Joe Curry, Catholic Relief Services’ country representative for the Philippines, arrived at the flood zone and met people who had lost everything. “Some people don’t even have shoes – their sandals were pulled off their feet in the flood,” he says.

The topography of Cagayan de Oro was ripe for disastrous flooding. A river flows down a mountain, through a ravine, into the city and out to the ocean. But there had been storms before that didn’t cause such widespread death and destruction. Tropical Storm Washi (known locally as Sendong) took an unusual path that brought torrential rain to the mountains around Cagayan de Oro. City residents didn’t have a precedent for the flash floods that followed. More than 50,000 people are now living in emergency evacuation centers.

Homes along the river belonged to some of the poorest people in the city, but all of Cagayan de Oro is feeling the effect. The flash flood wiped out the city’s water main and pump stations along the river. About 80% of the city’s 600,000 people are without running water. Student groups at Xavier University, one of CRS’ local partners, are using Facebook to share information about where people can access drinking water. Government officials say that it could be up to 30 days before water is restored to most of the city.
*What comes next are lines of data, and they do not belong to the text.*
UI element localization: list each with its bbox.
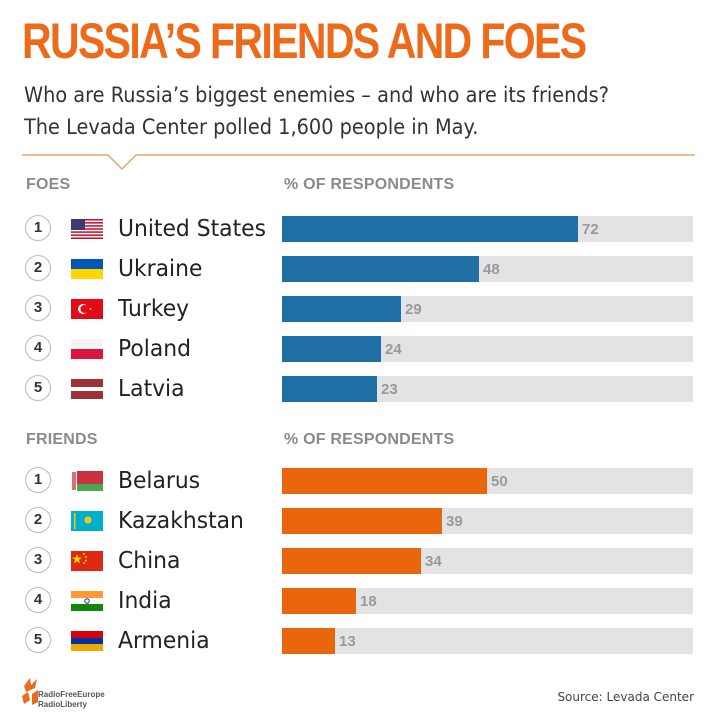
foes-bar-value-label: 23 bbox=[381, 381, 398, 398]
friends-bar-value-label: 39 bbox=[446, 513, 463, 530]
friends-country-label: Armenia bbox=[118, 628, 210, 654]
belarus-flag-icon bbox=[71, 471, 103, 491]
foes-bar-track: 24 bbox=[282, 336, 693, 362]
friends-bar bbox=[282, 508, 442, 534]
foes-rank-badge: 3 bbox=[25, 295, 51, 321]
foes-country-label: United States bbox=[118, 216, 266, 242]
foes-bar bbox=[282, 256, 479, 282]
foes-bar bbox=[282, 376, 377, 402]
rferl-logo bbox=[22, 678, 38, 705]
foes-rank-badge: 5 bbox=[25, 375, 51, 401]
foes-bar bbox=[282, 336, 381, 362]
friends-bar-track: 39 bbox=[282, 508, 693, 534]
friends-rank-badge: 3 bbox=[25, 547, 51, 573]
foes-rank-badge: 4 bbox=[25, 335, 51, 361]
foes-rank-badge: 1 bbox=[25, 215, 51, 241]
foes-bar-value-label: 72 bbox=[582, 221, 599, 238]
foes-section-label: FOES bbox=[26, 176, 71, 193]
friends-value-axis-label: % OF RESPONDENTS bbox=[284, 431, 455, 448]
friends-rank-badge: 1 bbox=[25, 467, 51, 493]
foes-bar-value-label: 24 bbox=[385, 341, 402, 358]
friends-country-label: Kazakhstan bbox=[118, 508, 244, 534]
friends-country-label: India bbox=[118, 588, 172, 614]
foes-bar-track: 23 bbox=[282, 376, 693, 402]
friends-bar bbox=[282, 548, 421, 574]
friends-bar-value-label: 50 bbox=[491, 473, 508, 490]
foes-country-label: Latvia bbox=[118, 376, 185, 402]
foes-rank-badge: 2 bbox=[25, 255, 51, 281]
foes-bar-track: 29 bbox=[282, 296, 693, 322]
friends-rank-badge: 5 bbox=[25, 627, 51, 653]
header-divider bbox=[22, 154, 695, 171]
friends-bar bbox=[282, 468, 487, 494]
latvia-flag-icon bbox=[71, 379, 103, 399]
friends-bar-track: 34 bbox=[282, 548, 693, 574]
source-note: Source: Levada Center bbox=[557, 690, 694, 704]
friends-bar-value-label: 34 bbox=[425, 553, 442, 570]
poland-flag-icon bbox=[71, 339, 103, 359]
us-flag-icon bbox=[71, 219, 103, 239]
friends-rank-badge: 2 bbox=[25, 507, 51, 533]
foes-bar-value-label: 48 bbox=[483, 261, 500, 278]
foes-country-label: Ukraine bbox=[118, 256, 203, 282]
friends-bar-track: 18 bbox=[282, 588, 693, 614]
logo-line-1: RadioFreeEurope bbox=[38, 690, 105, 699]
foes-bar bbox=[282, 296, 401, 322]
logo-line-2: RadioLiberty bbox=[38, 700, 87, 709]
foes-country-label: Poland bbox=[118, 336, 191, 362]
friends-bar-track: 50 bbox=[282, 468, 693, 494]
india-flag-icon bbox=[71, 591, 103, 611]
friends-bar bbox=[282, 628, 335, 654]
friends-bar-track: 13 bbox=[282, 628, 693, 654]
foes-bar-track: 72 bbox=[282, 216, 693, 242]
friends-bar bbox=[282, 588, 356, 614]
foes-bar-track: 48 bbox=[282, 256, 693, 282]
foes-country-label: Turkey bbox=[118, 296, 190, 322]
kazakhstan-flag-icon bbox=[71, 511, 103, 531]
friends-section-label: FRIENDS bbox=[26, 431, 98, 448]
page-title: RUSSIA’S FRIENDS AND FOES bbox=[22, 13, 587, 69]
foes-value-axis-label: % OF RESPONDENTS bbox=[284, 176, 455, 193]
china-flag-icon bbox=[71, 551, 103, 571]
friends-rank-badge: 4 bbox=[25, 587, 51, 613]
foes-bar-value-label: 29 bbox=[405, 301, 422, 318]
subtitle-line-2: The Levada Center polled 1,600 people in… bbox=[24, 115, 479, 139]
friends-bar-value-label: 13 bbox=[339, 633, 356, 650]
friends-bar-value-label: 18 bbox=[360, 593, 377, 610]
foes-bar bbox=[282, 216, 578, 242]
armenia-flag-icon bbox=[71, 631, 103, 651]
turkey-flag-icon bbox=[71, 299, 103, 319]
friends-country-label: China bbox=[118, 548, 181, 574]
ukraine-flag-icon bbox=[71, 259, 103, 279]
subtitle-line-1: Who are Russia’s biggest enemies – and w… bbox=[24, 83, 609, 107]
friends-country-label: Belarus bbox=[118, 468, 201, 494]
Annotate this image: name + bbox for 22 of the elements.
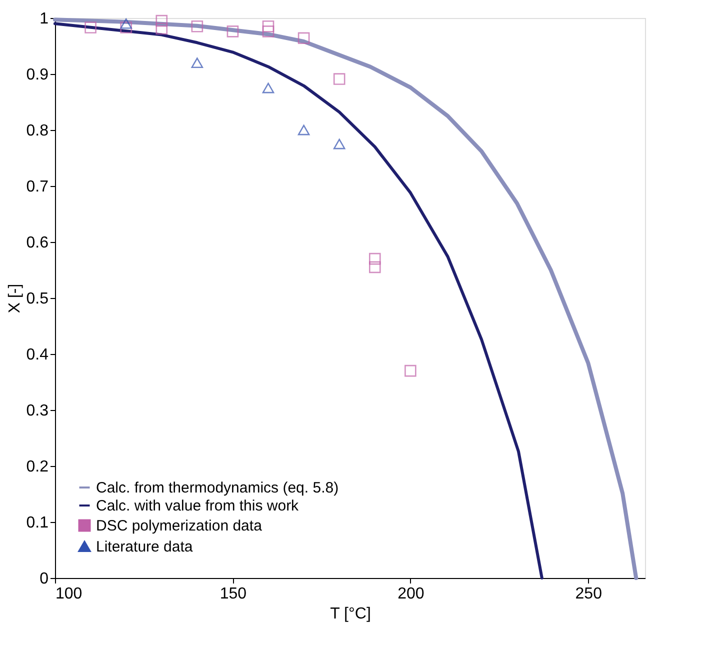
- y-tick-label: 0.7: [26, 178, 49, 196]
- y-tick-label: 0.4: [26, 346, 49, 364]
- y-tick-label: 0: [40, 570, 49, 588]
- y-tick-label: 1: [40, 10, 49, 28]
- x-tick-label: 100: [56, 586, 82, 602]
- y-tick-label: 0.5: [26, 290, 49, 308]
- legend-label: Literature data: [96, 538, 194, 556]
- y-tick-label: 0.9: [26, 66, 49, 84]
- legend-label: DSC polymerization data: [96, 518, 263, 534]
- y-tick-label: 0.6: [26, 234, 49, 252]
- x-tick-label: 250: [575, 586, 602, 602]
- legend-label: Calc. from thermodynamics (eq. 5.8): [96, 480, 339, 496]
- line-series: [54, 22, 544, 580]
- y-tick-label: 0.8: [26, 122, 49, 140]
- y-axis-title: X [-]: [6, 284, 24, 314]
- y-tick-label: 0.1: [26, 514, 49, 532]
- x-axis-title: T [°C]: [330, 606, 371, 622]
- y-tick-label: 0.2: [26, 458, 49, 476]
- x-tick-label: 200: [398, 586, 424, 602]
- y-tick-label: 0.3: [26, 402, 49, 420]
- legend-label: Calc. with value from this work: [96, 498, 300, 514]
- x-tick-label: 150: [220, 586, 247, 602]
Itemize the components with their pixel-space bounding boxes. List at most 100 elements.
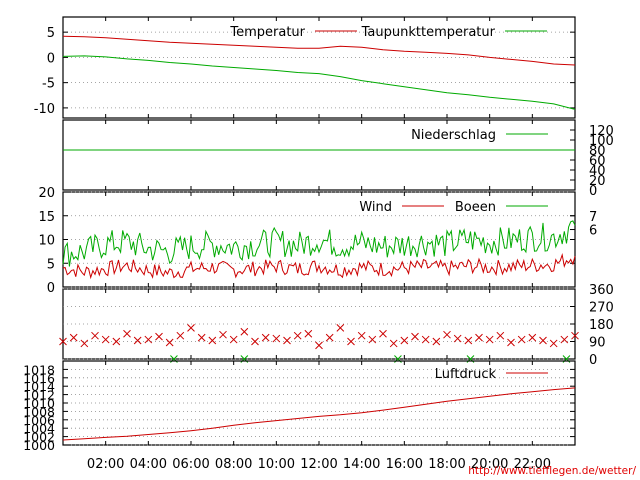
y-tick-label: 1002 xyxy=(23,430,55,445)
direction-point xyxy=(69,333,78,342)
x-tick-label: 20:00 xyxy=(471,457,508,472)
y-tick-label: 5 xyxy=(47,26,55,41)
x-tick-label: 12:00 xyxy=(300,457,337,472)
direction-point xyxy=(293,331,302,340)
y2-tick-label: 360 xyxy=(589,283,614,298)
legend-label: Temperatur xyxy=(229,25,305,40)
legend-label: Boeen xyxy=(455,200,496,215)
y-tick-label: 1008 xyxy=(23,404,55,419)
direction-point xyxy=(165,338,174,347)
panel-5 xyxy=(62,360,576,446)
direction-point xyxy=(123,329,131,338)
direction-point xyxy=(528,333,537,342)
direction-point xyxy=(240,327,249,336)
legend-label: Luftdruck xyxy=(435,367,497,382)
panel-4 xyxy=(59,288,579,363)
y-tick-label: 1012 xyxy=(23,388,55,403)
direction-point xyxy=(219,330,227,339)
direction-point xyxy=(507,338,515,347)
legend-label: Taupunkttemperatur xyxy=(361,25,496,40)
y-tick-label: 0 xyxy=(47,281,55,296)
y2-tick-label: 6 xyxy=(589,224,597,239)
y2-tick-label: 60 xyxy=(589,154,606,169)
direction-point xyxy=(80,339,89,348)
series-line xyxy=(62,387,576,441)
x-tick-label: 14:00 xyxy=(343,457,380,472)
direction-point xyxy=(261,333,270,342)
y2-tick-label: 0 xyxy=(589,353,597,368)
direction-point xyxy=(379,329,387,338)
direction-point xyxy=(464,336,473,345)
direction-point xyxy=(400,336,409,345)
series-line xyxy=(62,252,576,280)
direction-point xyxy=(549,339,558,348)
y2-tick-label: 0 xyxy=(589,184,597,199)
x-tick-label: 18:00 xyxy=(428,457,465,472)
x-tick-label: 10:00 xyxy=(258,457,295,472)
y-tick-label: 1014 xyxy=(23,379,55,394)
direction-point xyxy=(304,329,313,338)
direction-point xyxy=(187,324,195,332)
panel-2 xyxy=(62,119,576,191)
y2-tick-label: 100 xyxy=(589,134,614,149)
direction-point xyxy=(208,336,217,345)
footer-url: http://www.tiefflegen.de/wetter/ xyxy=(468,465,636,477)
y-tick-label: 1006 xyxy=(23,413,55,428)
x-tick-label: 16:00 xyxy=(386,457,423,472)
panel-1 xyxy=(62,16,576,119)
panel-3 xyxy=(62,191,576,288)
direction-point xyxy=(432,337,441,346)
y-tick-label: 1010 xyxy=(23,396,55,411)
y2-tick-label: 270 xyxy=(589,301,614,316)
direction-point xyxy=(197,333,206,342)
series-line xyxy=(62,220,576,267)
direction-point xyxy=(336,324,345,332)
y-tick-label: 0 xyxy=(47,51,55,66)
y2-tick-label: 40 xyxy=(589,164,606,179)
y-tick-label: 15 xyxy=(38,210,55,225)
direction-point xyxy=(485,335,494,344)
direction-point xyxy=(101,335,110,344)
y-tick-label: -5 xyxy=(42,77,55,92)
y2-tick-label: 7 xyxy=(589,210,597,225)
direction-point xyxy=(571,331,579,340)
direction-point xyxy=(229,335,238,344)
y2-tick-label: 80 xyxy=(589,144,606,159)
direction-point xyxy=(144,335,153,344)
direction-point xyxy=(283,336,291,345)
y-tick-label: 20 xyxy=(38,186,55,201)
direction-point xyxy=(325,333,334,342)
x-tick-label: 22:00 xyxy=(514,457,551,472)
x-tick-label: 08:00 xyxy=(215,457,252,472)
direction-point xyxy=(357,331,366,340)
x-tick-label: 06:00 xyxy=(172,457,209,472)
legend-label: Wind xyxy=(359,200,392,215)
direction-point xyxy=(251,337,259,346)
series-line xyxy=(62,55,576,110)
y-tick-label: 10 xyxy=(38,234,55,249)
y-tick-label: 1000 xyxy=(23,438,55,453)
direction-point xyxy=(59,337,67,346)
direction-point xyxy=(272,334,281,343)
direction-point xyxy=(453,334,462,343)
direction-point xyxy=(368,335,377,344)
direction-point xyxy=(91,331,99,340)
direction-point xyxy=(517,335,526,344)
y2-tick-label: 120 xyxy=(589,124,614,139)
direction-point xyxy=(443,330,451,339)
direction-point xyxy=(539,336,547,345)
panel-frame xyxy=(62,119,576,191)
y-tick-label: 1016 xyxy=(23,371,55,386)
y-tick-label: 1018 xyxy=(23,362,55,377)
direction-point xyxy=(315,341,323,350)
direction-point xyxy=(411,332,419,341)
y-tick-label: 5 xyxy=(47,257,55,272)
x-tick-label: 04:00 xyxy=(130,457,167,472)
y2-tick-label: 90 xyxy=(589,336,606,351)
direction-point xyxy=(475,333,483,342)
direction-point xyxy=(155,332,163,341)
direction-point xyxy=(133,336,142,345)
x-tick-label: 02:00 xyxy=(87,457,124,472)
Curry reports that CRS is prepared to help those most affected by the floods. “CRS is partnering with the Archdiocese of Cagayan de Oro to find how we can help those in greatest need. We’ve seen that people in the flood’s path need basic household goods like water jugs, cooking utensils and soap. Water is most important over the next few days. The government has distributed food to some people, but they don’t have water or pots to cook a meal,” he says.

“I’m hopeful that we will be able to reach people quickly and help them meet their most urgent needs,” says Curry. “We’re seeing people in the community pull together and share what little they have.”